Unsupervised Neural Speech Separation by Leveraging Unlabeled Over-determined Training Mixtures (UNSSOR)

Deep learning-based supervised learning has shown strong performance in speech separation in simulated conditions. One can use pairs of the simulated noisy-reverberant multi-speaker mixture and clean speech signals for model training. However, it is challenging to simulate training data with a distribution matched with real-recorded test data, and the resulting trained models often produce unsatisfactory performance. This issue can be addressed by training unsupervised speech separation models based on real-recorded mixtures. Although it is well-known that unsupervised speech separation is an ill-posed problem with an infinite number of solutions, our insight is that, for over-determined training mixtures where there are more microphones than speakers, the ill-posed problem can be turned into a well-posed one where there exists a unique solution that is most consistent with the multi-channel mixture. In this proposal, we will design deep neural networks to find the most consistent solution based on real-recorded over-determined mixtures and realize unsupervised neural speech separation in single- and multi-microphone scenarios.

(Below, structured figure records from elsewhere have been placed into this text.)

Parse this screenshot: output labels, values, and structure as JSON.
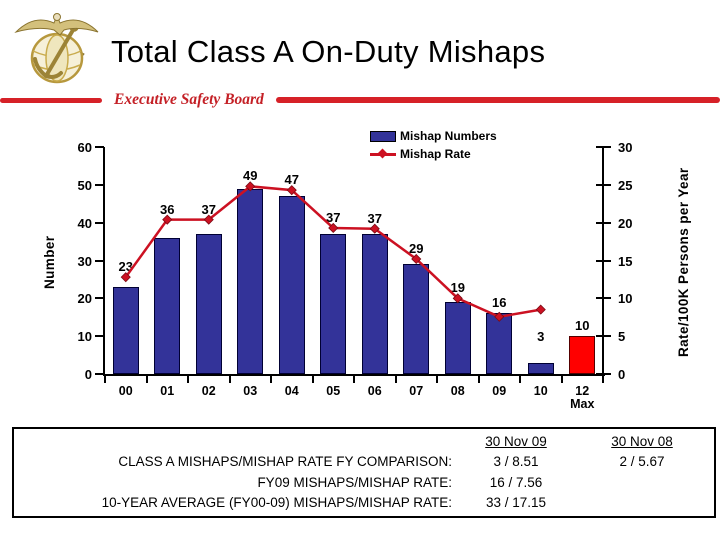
{
  "header": {
    "title": "Total Class A On-Duty Mishaps",
    "subtitle": "Executive Safety Board",
    "logo_icon": "usmc-eagle-globe-anchor-emblem"
  },
  "colors": {
    "bar_blue": "#333399",
    "bar_blue_border": "#000033",
    "bar_red": "#FF0000",
    "bar_red_border": "#550000",
    "line_red": "#CC1122",
    "divider_red": "#D62128",
    "text": "#000000",
    "background": "#FFFFFF"
  },
  "chart_data": {
    "type": "bar",
    "subtype": "bar-line-combo",
    "categories": [
      "00",
      "01",
      "02",
      "03",
      "04",
      "05",
      "06",
      "07",
      "08",
      "09",
      "10",
      "12\nMax"
    ],
    "series": [
      {
        "name": "Mishap Numbers",
        "type": "bar",
        "axis": "left",
        "values": [
          23,
          36,
          37,
          49,
          47,
          37,
          37,
          29,
          19,
          16,
          3,
          10
        ],
        "labels": [
          "23",
          "36",
          "37",
          "49",
          "47",
          "37",
          "37",
          "29",
          "19",
          "16",
          "3",
          "10"
        ]
      },
      {
        "name": "Mishap Rate",
        "type": "line",
        "axis": "right",
        "values": [
          12.8,
          20.4,
          20.4,
          24.8,
          24.3,
          19.3,
          19.2,
          15.2,
          10.0,
          7.56,
          8.51,
          null
        ]
      }
    ],
    "left_axis": {
      "label": "Number",
      "min": 0,
      "max": 60,
      "step": 10
    },
    "right_axis": {
      "label": "Rate/100K Persons per Year",
      "min": 0,
      "max": 30,
      "step": 5
    },
    "legend_position": "top-center",
    "grid": false,
    "highlight_last_bar_red": true
  },
  "footer_table": {
    "col_headers": [
      "30 Nov 09",
      "30 Nov 08"
    ],
    "rows": [
      {
        "label": "CLASS A MISHAPS/MISHAP RATE FY COMPARISON:",
        "col1": "3 / 8.51",
        "col2": "2 / 5.67"
      },
      {
        "label": "FY09 MISHAPS/MISHAP RATE:",
        "col1": "16 / 7.56",
        "col2": ""
      },
      {
        "label": "10-YEAR AVERAGE (FY00-09) MISHAPS/MISHAP RATE:",
        "col1": "33 / 17.15",
        "col2": ""
      }
    ]
  }
}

Weakly Supervised Speech Enhancement via Speech Recognition Objectives

Our group has been actively working on joint modeling of speech enhancement and recognition with an end-to-end neural network and showing state-of-the-art performance in several noisy speech recognition benchmarks. As a side effect of this approach, we found that the speech recognition objectives help optimize a speech enhancement network only with transcriptions. This function has significant potential since obtaining the pair data of real noisy and clean speech data is almost impossible, while obtaining the real noisy data and corresponding transcriptions is relatively easy. In this proposal, we further explore this direction in the dynamic environment by considering the changes in the number of speakers and speaker-sensor movement in a multi-channel setup. We will also plan to combine powerful speech enhancement and recognition techniques, including the above UNSSOR method in speech enhancement and self-supervised learning representations, with an adaptive/online training capability in speech recognition. In addition to the transcription target, we will consider the other metadata (e.g., speakers, intentions, emotions) and pseudo-label target obtained by various self-supervised learning models as weak supervision.